From the open kitchen comes the clang of woks and spatulas. On a busy night, animated conversations, some in Mandarin and Cantonese, compete with the cooking din. Quieter evenings, you may see some students simultaneously working their laptops and their chopsticks.
And, at times, their spoons. Worthy of yours is the soup called shrimp dumpling, a hearty spinach-chicken broth with a single, perfect shrimp dumpling at its emerald center. It may be hard to settle for hot and sour soup at other Chinese restaurants after the one here, a complex layering of flavors and textures. If you're looking for your old friend wonton soup, you'll find it as a main course, rife with delicate shrimp-pork dumplings and thin egg noodles. A presentation you'll either view as elegant or silly is the appetizer called curry seafood roll — two little seafood spring rolls served in a martini glass with apple slices.

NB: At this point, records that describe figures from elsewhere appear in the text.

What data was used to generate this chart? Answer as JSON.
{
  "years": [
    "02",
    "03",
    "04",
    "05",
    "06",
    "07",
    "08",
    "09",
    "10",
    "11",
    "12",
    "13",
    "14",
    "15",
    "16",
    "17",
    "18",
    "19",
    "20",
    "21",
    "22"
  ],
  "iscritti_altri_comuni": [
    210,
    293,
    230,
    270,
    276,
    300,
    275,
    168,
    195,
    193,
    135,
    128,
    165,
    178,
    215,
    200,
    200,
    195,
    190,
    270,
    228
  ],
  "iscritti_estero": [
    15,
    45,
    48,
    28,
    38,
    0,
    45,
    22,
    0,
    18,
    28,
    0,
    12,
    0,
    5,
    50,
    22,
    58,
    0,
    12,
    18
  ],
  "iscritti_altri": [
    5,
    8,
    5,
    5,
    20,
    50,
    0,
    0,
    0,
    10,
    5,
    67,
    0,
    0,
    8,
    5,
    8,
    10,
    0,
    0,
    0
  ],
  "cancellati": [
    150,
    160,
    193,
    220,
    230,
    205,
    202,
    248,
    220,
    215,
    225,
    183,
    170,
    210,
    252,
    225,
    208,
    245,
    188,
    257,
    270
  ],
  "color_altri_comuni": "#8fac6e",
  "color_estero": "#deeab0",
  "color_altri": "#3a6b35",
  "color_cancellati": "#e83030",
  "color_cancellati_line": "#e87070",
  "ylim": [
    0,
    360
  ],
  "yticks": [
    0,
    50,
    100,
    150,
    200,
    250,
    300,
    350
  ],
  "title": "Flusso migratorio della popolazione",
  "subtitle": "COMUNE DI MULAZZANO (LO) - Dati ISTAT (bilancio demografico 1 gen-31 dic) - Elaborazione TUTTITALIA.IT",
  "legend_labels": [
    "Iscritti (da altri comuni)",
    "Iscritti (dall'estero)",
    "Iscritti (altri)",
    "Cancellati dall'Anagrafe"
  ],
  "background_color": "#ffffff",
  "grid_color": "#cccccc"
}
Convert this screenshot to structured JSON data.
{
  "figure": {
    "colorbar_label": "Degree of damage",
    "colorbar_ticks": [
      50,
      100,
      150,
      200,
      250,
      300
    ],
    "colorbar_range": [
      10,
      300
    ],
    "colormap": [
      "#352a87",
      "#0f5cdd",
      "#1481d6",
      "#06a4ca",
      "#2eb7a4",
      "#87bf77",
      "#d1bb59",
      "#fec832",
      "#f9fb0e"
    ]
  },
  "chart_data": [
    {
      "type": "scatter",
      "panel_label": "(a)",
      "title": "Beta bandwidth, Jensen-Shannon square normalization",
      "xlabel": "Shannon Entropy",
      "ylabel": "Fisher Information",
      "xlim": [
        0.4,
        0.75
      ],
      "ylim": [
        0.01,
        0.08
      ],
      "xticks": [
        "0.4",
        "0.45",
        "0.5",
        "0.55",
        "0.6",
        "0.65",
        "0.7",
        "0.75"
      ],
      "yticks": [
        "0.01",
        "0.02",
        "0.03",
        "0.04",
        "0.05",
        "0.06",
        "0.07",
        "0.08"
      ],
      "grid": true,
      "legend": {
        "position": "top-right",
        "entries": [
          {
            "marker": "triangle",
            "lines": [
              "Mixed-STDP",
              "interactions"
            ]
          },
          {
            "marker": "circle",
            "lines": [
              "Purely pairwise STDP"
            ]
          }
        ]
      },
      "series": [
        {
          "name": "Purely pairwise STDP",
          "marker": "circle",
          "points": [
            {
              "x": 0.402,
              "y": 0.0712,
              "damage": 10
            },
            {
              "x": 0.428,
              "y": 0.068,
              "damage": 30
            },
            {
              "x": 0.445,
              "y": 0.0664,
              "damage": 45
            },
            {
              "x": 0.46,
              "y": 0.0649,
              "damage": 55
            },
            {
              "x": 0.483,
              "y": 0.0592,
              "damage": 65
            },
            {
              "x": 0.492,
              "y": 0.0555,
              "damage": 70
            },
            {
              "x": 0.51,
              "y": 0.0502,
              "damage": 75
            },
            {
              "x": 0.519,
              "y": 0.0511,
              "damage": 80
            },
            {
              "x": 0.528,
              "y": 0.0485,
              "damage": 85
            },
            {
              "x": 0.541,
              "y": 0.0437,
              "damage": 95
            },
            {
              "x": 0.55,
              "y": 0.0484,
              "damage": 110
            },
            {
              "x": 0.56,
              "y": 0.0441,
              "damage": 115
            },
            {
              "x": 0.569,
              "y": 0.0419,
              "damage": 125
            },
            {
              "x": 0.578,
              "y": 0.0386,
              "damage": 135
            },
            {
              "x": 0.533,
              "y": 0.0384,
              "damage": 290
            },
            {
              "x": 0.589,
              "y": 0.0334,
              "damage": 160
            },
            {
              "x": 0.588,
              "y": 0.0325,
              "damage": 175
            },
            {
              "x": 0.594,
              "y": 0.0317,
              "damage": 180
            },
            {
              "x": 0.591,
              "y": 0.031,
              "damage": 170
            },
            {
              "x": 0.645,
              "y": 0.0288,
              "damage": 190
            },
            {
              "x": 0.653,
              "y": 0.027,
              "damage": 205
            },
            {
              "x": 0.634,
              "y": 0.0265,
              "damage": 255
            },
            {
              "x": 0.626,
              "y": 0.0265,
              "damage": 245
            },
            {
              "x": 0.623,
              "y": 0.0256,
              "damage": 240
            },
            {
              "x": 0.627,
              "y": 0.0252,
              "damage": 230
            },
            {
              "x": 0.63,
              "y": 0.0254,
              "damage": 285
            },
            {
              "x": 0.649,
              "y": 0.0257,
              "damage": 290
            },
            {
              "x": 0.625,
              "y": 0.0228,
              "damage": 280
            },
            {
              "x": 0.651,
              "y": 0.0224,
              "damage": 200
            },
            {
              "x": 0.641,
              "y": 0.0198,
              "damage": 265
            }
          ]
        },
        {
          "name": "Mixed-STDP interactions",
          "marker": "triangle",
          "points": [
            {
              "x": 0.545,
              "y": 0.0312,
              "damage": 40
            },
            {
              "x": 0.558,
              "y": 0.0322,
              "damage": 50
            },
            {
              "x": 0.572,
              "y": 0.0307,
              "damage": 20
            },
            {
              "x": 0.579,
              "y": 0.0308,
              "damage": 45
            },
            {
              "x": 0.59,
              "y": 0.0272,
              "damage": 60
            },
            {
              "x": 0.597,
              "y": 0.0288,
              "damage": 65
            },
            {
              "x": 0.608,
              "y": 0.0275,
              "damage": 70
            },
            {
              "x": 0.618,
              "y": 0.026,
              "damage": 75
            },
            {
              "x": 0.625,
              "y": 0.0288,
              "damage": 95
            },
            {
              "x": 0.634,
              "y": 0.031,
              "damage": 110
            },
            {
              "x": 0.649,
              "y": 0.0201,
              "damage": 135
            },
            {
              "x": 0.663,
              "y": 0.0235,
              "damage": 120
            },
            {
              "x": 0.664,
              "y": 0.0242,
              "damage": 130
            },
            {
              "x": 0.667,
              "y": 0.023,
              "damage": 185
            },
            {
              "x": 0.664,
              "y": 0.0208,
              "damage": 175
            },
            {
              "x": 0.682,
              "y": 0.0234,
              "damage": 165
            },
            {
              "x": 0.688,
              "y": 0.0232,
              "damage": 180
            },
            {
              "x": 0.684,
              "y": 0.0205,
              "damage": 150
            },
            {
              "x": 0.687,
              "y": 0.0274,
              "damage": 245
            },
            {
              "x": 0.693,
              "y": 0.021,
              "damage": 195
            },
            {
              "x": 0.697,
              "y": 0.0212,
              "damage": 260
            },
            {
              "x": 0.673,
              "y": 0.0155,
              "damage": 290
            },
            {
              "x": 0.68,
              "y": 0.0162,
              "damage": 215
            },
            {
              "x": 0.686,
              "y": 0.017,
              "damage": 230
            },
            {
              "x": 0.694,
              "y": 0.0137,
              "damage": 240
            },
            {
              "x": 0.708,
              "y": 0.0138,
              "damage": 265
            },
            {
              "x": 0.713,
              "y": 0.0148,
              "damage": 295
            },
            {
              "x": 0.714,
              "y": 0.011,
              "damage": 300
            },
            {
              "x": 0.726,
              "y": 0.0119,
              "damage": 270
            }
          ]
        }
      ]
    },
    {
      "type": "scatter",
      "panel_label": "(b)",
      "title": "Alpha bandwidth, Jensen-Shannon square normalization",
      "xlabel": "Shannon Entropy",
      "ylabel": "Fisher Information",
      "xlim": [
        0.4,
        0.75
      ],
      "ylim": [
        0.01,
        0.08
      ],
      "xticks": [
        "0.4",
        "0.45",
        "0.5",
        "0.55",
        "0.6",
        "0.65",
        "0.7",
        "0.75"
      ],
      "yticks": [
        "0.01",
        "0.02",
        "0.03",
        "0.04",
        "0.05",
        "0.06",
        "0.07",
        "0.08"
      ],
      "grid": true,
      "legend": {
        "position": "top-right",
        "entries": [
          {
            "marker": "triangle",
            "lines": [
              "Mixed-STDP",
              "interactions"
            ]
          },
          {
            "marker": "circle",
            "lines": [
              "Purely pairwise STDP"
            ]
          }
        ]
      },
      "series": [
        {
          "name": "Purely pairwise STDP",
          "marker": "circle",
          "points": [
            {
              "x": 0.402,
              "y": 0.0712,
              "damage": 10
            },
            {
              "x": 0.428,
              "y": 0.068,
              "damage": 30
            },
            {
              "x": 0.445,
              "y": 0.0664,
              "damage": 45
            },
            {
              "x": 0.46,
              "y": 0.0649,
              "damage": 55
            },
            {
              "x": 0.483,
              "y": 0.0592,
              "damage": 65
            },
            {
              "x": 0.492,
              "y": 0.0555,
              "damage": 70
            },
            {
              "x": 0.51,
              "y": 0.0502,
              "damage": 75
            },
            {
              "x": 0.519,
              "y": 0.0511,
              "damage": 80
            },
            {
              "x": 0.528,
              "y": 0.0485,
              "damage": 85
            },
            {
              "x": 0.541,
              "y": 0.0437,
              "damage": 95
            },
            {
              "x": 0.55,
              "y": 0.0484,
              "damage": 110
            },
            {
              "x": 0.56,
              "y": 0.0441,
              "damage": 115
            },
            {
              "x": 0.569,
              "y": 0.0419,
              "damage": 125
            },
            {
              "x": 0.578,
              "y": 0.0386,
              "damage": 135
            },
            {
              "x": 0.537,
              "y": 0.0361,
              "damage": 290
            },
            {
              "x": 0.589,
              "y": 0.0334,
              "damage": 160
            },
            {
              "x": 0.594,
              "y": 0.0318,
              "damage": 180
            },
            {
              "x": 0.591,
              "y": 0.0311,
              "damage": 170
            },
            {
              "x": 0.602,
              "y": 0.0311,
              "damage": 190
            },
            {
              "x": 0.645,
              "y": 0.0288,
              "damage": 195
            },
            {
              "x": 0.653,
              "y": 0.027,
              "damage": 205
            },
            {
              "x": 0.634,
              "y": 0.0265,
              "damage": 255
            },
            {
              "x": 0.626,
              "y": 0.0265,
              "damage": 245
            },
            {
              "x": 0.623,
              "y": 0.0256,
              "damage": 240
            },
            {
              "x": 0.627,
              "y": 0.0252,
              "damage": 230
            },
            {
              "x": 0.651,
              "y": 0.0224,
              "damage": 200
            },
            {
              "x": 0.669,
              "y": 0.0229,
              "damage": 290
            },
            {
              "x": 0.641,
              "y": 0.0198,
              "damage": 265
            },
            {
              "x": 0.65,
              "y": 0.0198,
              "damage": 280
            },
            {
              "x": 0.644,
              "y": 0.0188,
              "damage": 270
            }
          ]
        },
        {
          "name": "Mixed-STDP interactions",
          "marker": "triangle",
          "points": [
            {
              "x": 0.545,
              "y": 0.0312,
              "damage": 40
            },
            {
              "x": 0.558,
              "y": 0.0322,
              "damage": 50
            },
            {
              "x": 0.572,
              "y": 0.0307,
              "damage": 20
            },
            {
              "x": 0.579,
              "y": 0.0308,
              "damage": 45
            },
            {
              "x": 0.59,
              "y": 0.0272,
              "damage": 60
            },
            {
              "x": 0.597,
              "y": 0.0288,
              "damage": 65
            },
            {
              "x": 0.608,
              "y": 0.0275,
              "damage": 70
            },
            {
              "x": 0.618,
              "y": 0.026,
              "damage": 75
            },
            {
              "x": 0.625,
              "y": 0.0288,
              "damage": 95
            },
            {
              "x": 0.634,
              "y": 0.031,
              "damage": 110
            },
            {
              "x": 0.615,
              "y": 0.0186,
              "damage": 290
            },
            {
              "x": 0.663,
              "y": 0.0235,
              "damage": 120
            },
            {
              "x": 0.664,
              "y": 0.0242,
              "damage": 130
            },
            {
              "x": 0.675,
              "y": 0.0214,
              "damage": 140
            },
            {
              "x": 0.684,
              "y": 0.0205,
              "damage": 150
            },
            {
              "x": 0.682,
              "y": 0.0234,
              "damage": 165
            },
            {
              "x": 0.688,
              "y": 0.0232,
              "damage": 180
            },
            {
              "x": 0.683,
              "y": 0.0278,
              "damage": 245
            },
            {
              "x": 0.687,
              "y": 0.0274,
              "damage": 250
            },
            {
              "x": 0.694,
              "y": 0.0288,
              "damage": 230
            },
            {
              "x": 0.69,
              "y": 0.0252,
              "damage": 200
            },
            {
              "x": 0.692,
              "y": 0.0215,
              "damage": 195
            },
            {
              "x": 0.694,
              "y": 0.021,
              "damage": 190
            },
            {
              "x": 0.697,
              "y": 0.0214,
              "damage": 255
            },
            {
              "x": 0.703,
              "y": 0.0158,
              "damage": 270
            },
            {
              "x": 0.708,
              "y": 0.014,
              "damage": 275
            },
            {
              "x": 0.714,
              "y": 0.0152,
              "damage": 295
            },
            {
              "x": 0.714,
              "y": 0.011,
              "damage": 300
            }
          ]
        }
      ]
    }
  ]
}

A compelling main course is fisherman-style fish fillet — fried flounder tossed with a mix of chili peppers, garlic, cilantro, black beans and dried pork. Walnut shrimp with mayonnaise, a Cantonese classic, is beautifully rendered. The showstopper, though, is cumin tofu — crisp soy cubes coated with a velvety spice mixture — that can make your eyes fly open.
In comparison, Peking pork ribs, thin chops with a sweet-and-sour sauce coating, seem ordinary. And while the flavors resonate in the "yummy chicken casserole," the bubbling dish is overcooked, the bony little pieces of poultry difficult to manage. One night, kung pao chicken, requested extra-spicy, comes extra-mild, necessitating a kitchen correction. Just right: noodles with braised vegetables, a comforting combination of toothsome noodles, shiitake mushrooms and bok choy.
Know that dishes may be brought to you as ready, in random order. And, as of now, there's no dessert. Small drawbacks at a dining destination where it's possible to "remember the taste of China" — even if experiencing it for the very first time.